Let’s begin with the film’s single greatest obstacle: the culture Philip Rieff described as “the death culture” is not likely to assemble en masse to pay for viewing a morality tale. A central message in this film is that we have become “shadows.” Indeed, those immersed in our death culture do not likely have ears to hear and eyes to see the hollow selves we currently are. In a time such as ours, where very little if anything signifies, it is not probable this movie will be understood. At one key moment The Giver declares, “we are living a life of shadows, of echoes.” This sentence captures the essence of the death culture. Add to that the following minor problem of our nearly national obsession with spectacle, as evidenced in news shows and recent popular YA movies such as The Hunger Games and Divergent. It is clear our current death culture is taken with the dystopian novel and dystopian movie version of said novel as long as it provides the story at break neck speed and as long as the actual neck breaking and other acts of violence are done with high levels of blood and guts and are absolutely absent of thought.
A first rate cast including Jeff Bridges as The Giver of memories, Meryl Streep as the ominous, and yet at times, vulnerable Chief Elder, Brenton Thwaites as Jonas and Odeya Rush as Fiona portrays the ideas and emotions in Lowry’s important novel. The Giver offers a solid movie adaptation that insightfully captures the spirit and sensibilities of the novel. Our family did the bookish thing and re-read the novel before we went to see the movie. I already had to tell my college students that the novel was released in 1993, so do not ignorantly say, “this movie is a rip-off of Hunger Games and Divergent.” It is the other way around. As a matter of truth, the knowledgeable reader and movie goer should see The Giver as the grandmother of our current fixation with all things dystopian. However, the themes and spirit of the book are more humane and call for both an engaged mind and heart. All of this was fresh in our minds when my wife, oldest daughter and myself went to see the movie. We anticipated some changes in terms of elements dropped and some added or expanded, and this occurred. In addition to the characters of Fiona and the Chief Elder having more fully developed roles, there were other minor adaptations that did not distract from the message of the novel.
The slower pace of the movie perfectly mirrors the predominately docile feel of the novel. It is clear that one item that sets The Giver movie apart from other dystopian novels and movies, is that the community is portrayed as a tranquil setting for everyone, not just the elite. One masterful move was filming the first portion in black and white to convey the colorless lives of these people.

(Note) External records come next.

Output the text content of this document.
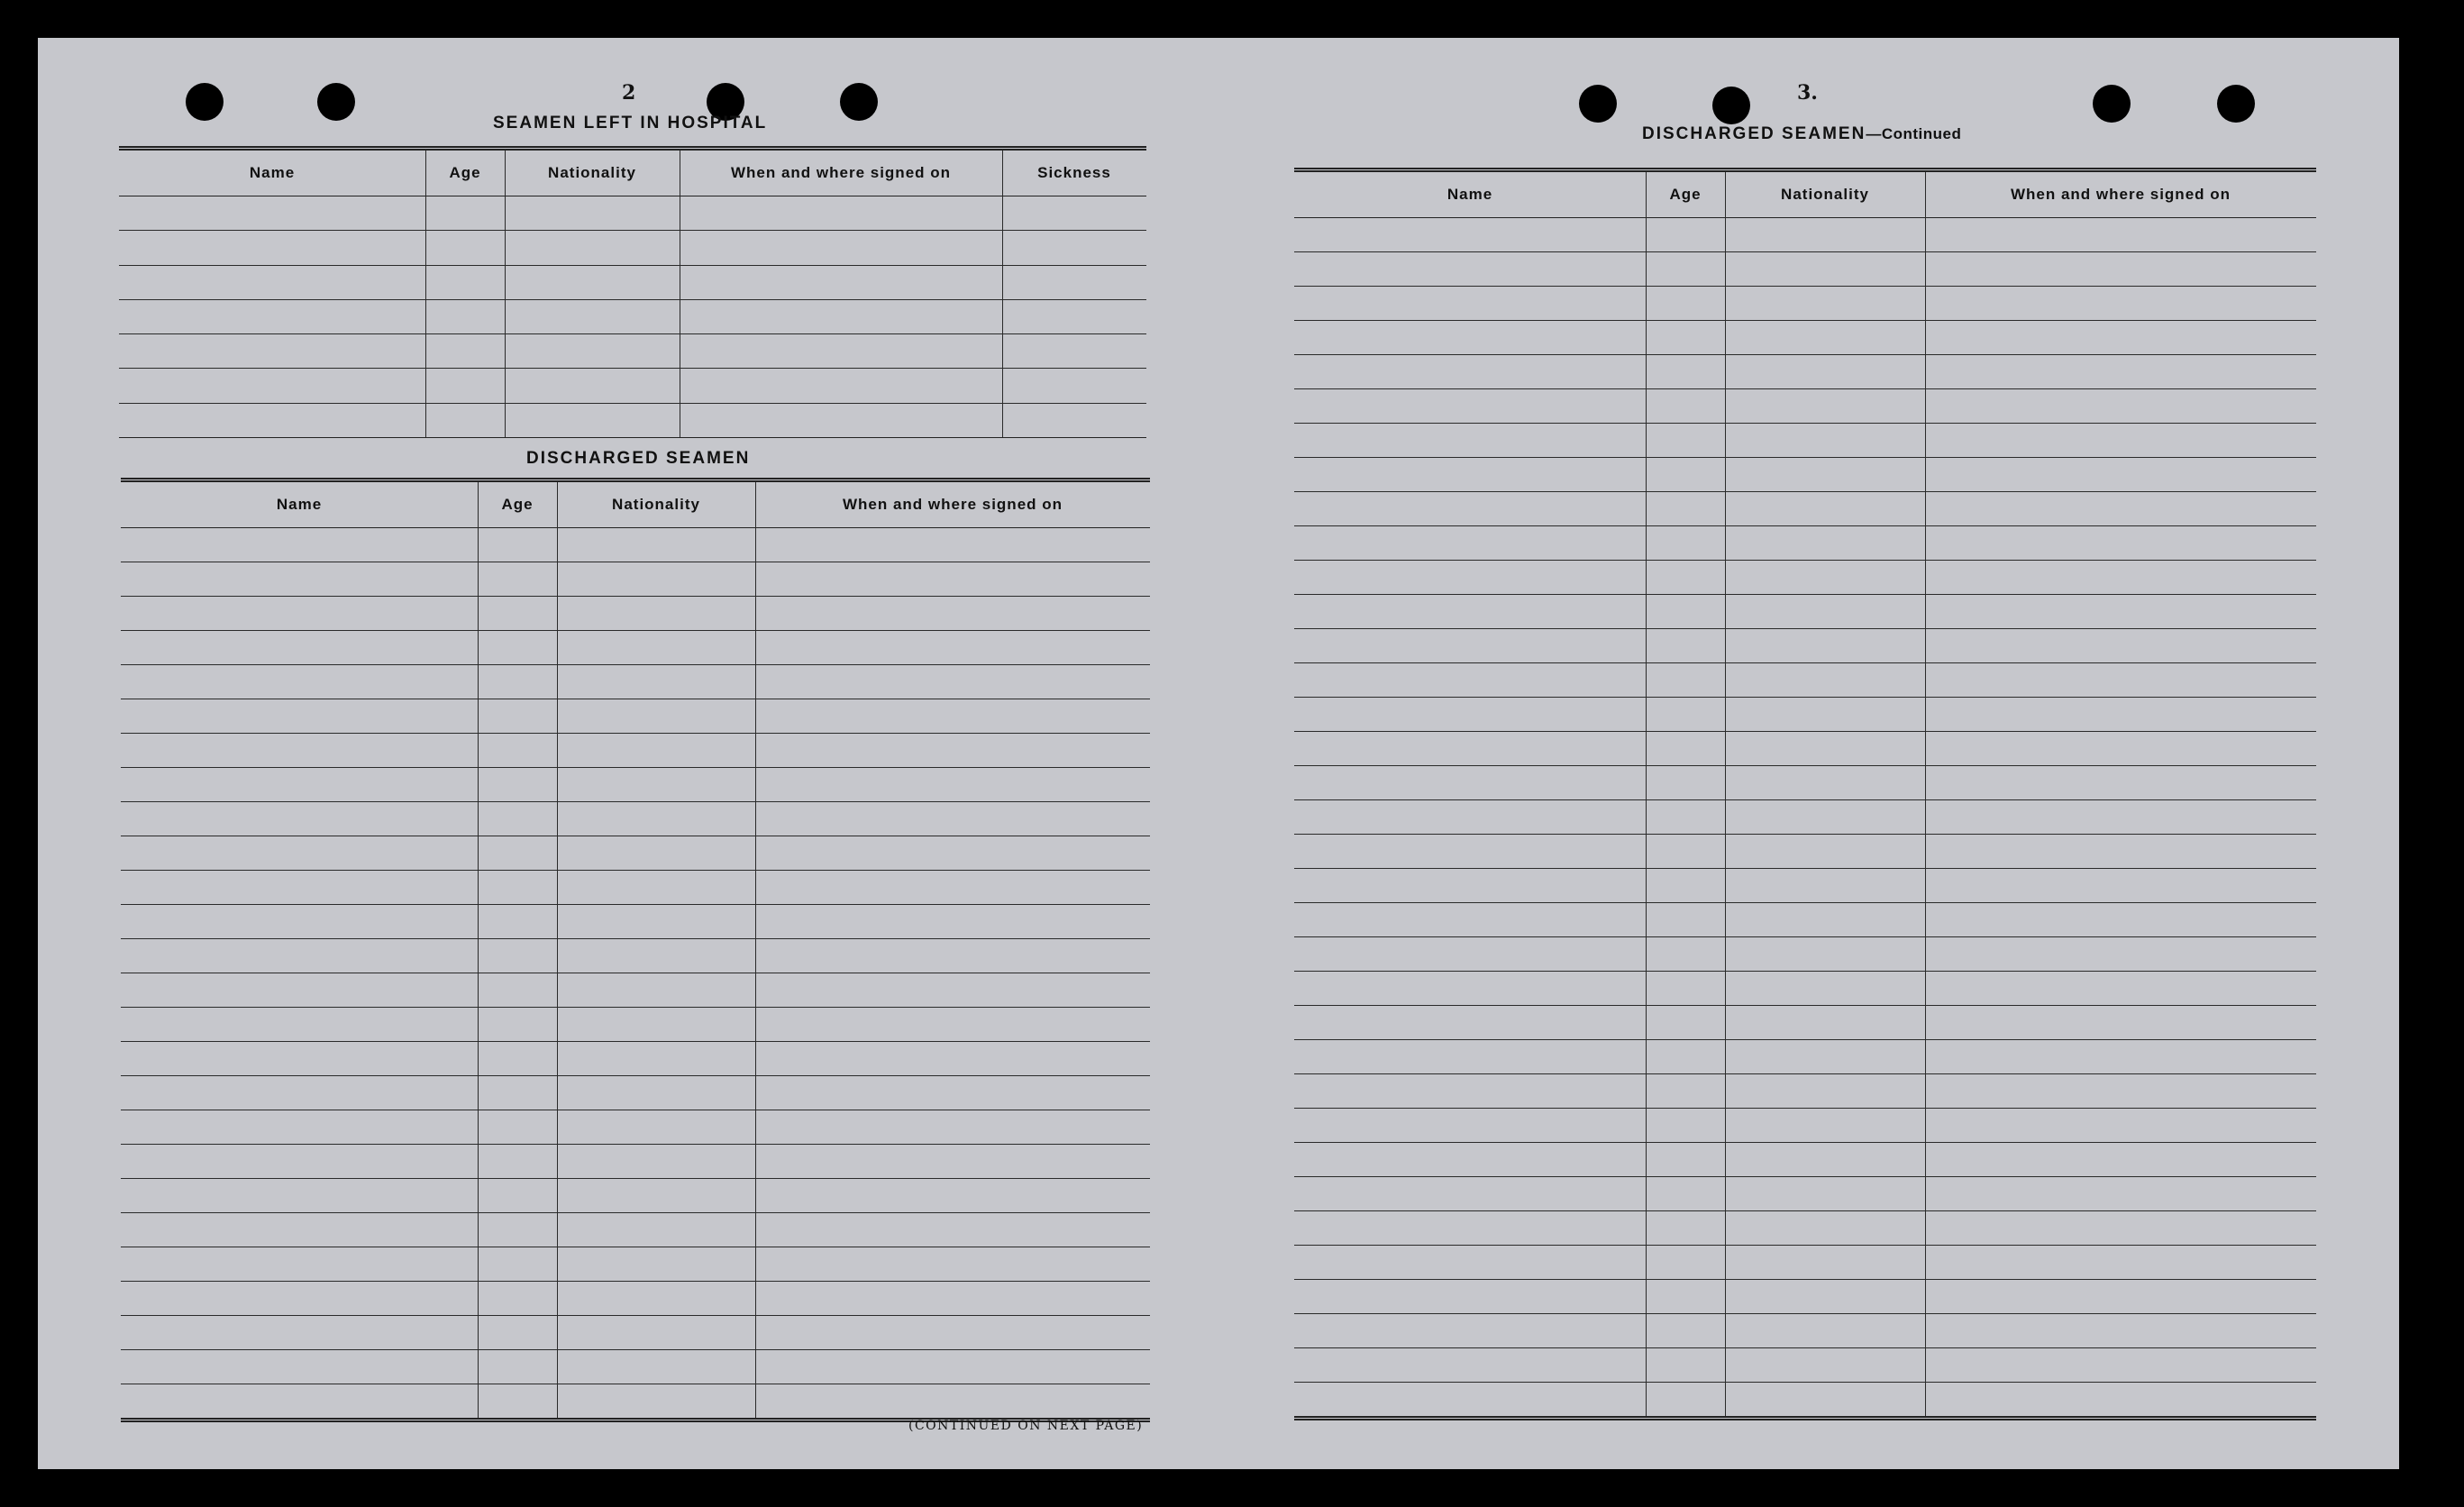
2
SEAMEN LEFT IN HOSPITAL
Name	Age	Nationality	When and where signed on	Sickness
DISCHARGED SEAMEN
Name	Age	Nationality	When and where signed on
(CONTINUED ON NEXT PAGE)
3.
DISCHARGED SEAMEN—Continued
Name	Age	Nationality	When and where signed on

There are numerous moments of startling beauty that convey the truth that even in a fallen world beauty will save the world. The dialogue is rich with humane truths and several instances of the highest goodness we humans are capable of as image bearers of the divine. As in the novel, when Jonas comes to the realization that life has become meaningless and he takes action to protect the most innocent, such heroic transcendence is all too rare in contemporary culture. Sadly, many more religious Americans will turn out in droves to see the newest sports movie which it is highly probable that seeing this movie will be urged by preachers and priests for the sheep to go feed upon. Actually, such maudlin amusement should be avoided.
The movie and the novel, The Giver, exalt life as a gift to be treasured and to be fully lived. It reminds us what we forget all to easily when we are “sunken in our everydayness” (Walker Percy). Human freedom is a joyous burden. All of life is rife with risks. For all of its rewards there are perils. One cannot finish the novel, or see the movie without being reminded the greatest truth that pain and suffering, our happiness and our choice, are woven together into the tapestry of human existence. One is reminded, this world—fallen, and in need of redemption—is a marvelous unfolding drama that should move the soul to celebrate our very being and its very existence.
The Giver helps us call to memory an all-too-forgotten truth that “with love comes faith and hope.” Yes, and the greatest of these is love—love of God, love of neighbor, love of the innocent, love of the infirmed, love of life in all of its glories and frailties. While it is highly improbable Walker Percy’s The Thanatos Syndrome will be made into a film, the novel contains an impassioned plea from Father Smith to Dr. Thomas More to love life. Smith also makes the astute observation that we in the modern world have lost the azimuth, we have lost our lone star. In the death culture we no longer have a fixed reference point to inform our convictions about what matters the most (Section two, chapter six, The Thanatos Syndrome, 114 ff). Without giving away the ending of the movie version of The Giver, which is very similar to the novel, when Jonas approaches a particular house, he hears singing—we hear singing, we hear hints of hope. Listen very carefully and rejoice. Here is the azimuth, the lone star faintly manifested, faintly, but clearly. It has become common now at the end of movies to stay and get that extra treat. While there are no upcoming teasers of a possible sequel, there is the song, Ordinary Human by Onerepublic. Listen again and hear a popular song with a message that is a step above the usual mundane noise in theaters and on our radios.